Configure Metrics Server VPA in Azure Kubernetes Service (AKS)

2025-08-12

Metrics Server is a scalable, efficient source of container resource metrics for Kubernetes built-in autoscaling pipelines. With Azure Kubernetes Service (AKS), vertical pod autoscaling is enabled for the Metrics Server. The Metrics Server is commonly used by other Kubernetes add-ons, like the Horizontal Pod Autoscaler.

Vertical Pod Autoscaler (VPA) enables you to adjust the resource limit when the Metrics Server is experiencing consistent CPU and memory resource constraints.

Prerequisites

An AKS cluster with Kubernetes version 1.24 or higher.
The Kubernetes command-line tool kubectl installed on your computer or use Azure Cloud Shell to run kubectl commands.

Get credentials

To run the kubectl commands, you need your AKS credentials merged into your profile's .kube/config file. Replace <resourceGroupName> and <clusterName> with your cluster's values.

az aks get-credentials --resource-group <resourceGroupName> --name <clusterName>

Metrics server throttling

If the Metrics Server throttling rate is high, and the memory usage of its two pods is unbalanced, it's an indication that the Metrics Server needs more resources than the default values.

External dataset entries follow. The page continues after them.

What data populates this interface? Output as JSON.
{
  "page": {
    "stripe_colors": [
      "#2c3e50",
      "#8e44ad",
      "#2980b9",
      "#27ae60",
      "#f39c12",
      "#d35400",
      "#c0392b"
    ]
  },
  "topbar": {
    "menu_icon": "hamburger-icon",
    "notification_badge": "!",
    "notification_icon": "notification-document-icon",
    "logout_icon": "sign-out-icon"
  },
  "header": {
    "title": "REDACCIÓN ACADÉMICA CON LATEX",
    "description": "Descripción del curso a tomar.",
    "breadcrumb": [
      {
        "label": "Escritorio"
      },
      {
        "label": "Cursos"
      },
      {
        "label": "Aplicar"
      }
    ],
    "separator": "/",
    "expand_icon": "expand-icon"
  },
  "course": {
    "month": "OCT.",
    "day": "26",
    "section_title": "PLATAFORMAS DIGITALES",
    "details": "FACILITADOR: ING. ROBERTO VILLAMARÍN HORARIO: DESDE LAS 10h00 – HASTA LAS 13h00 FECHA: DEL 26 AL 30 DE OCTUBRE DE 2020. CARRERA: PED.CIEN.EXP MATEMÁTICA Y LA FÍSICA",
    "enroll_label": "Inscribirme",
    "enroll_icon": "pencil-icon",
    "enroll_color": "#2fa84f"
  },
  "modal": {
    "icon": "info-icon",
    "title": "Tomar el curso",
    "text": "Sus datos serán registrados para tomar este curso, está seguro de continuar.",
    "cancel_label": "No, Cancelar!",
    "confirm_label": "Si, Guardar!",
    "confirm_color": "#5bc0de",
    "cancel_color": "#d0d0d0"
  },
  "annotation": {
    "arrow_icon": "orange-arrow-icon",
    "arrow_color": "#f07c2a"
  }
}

To update the coefficient values, create a ConfigMap in the overlay kube-system namespace to override the values in the Metrics Server specification. Perform the following steps to update the metrics server.

Create a ConfigMap file named metrics-server-config.yaml and copy the manifest code into the file.

apiVersion: v1
kind: ConfigMap
metadata:
  name: metrics-server-config
  namespace: kube-system
  labels:
    kubernetes.io/cluster-service: "true"
    addonmanager.kubernetes.io/mode: EnsureExists
data:
  NannyConfiguration: |-
    apiVersion: nannyconfig/v1alpha1
    kind: NannyConfiguration
    baseCPU: 100m
    cpuPerNode: 1m
    baseMemory: 100Mi
    memoryPerNode: 8Mi

In the ConfigMap example, the resource limit and request are changed to the following values where n is the number of nodes:

cpu: (100+1n) millicores
memory: (100+8n) mebibytes

If you're using Cloud Shell, use Manage files and select Upload so the file is available in your Bash session.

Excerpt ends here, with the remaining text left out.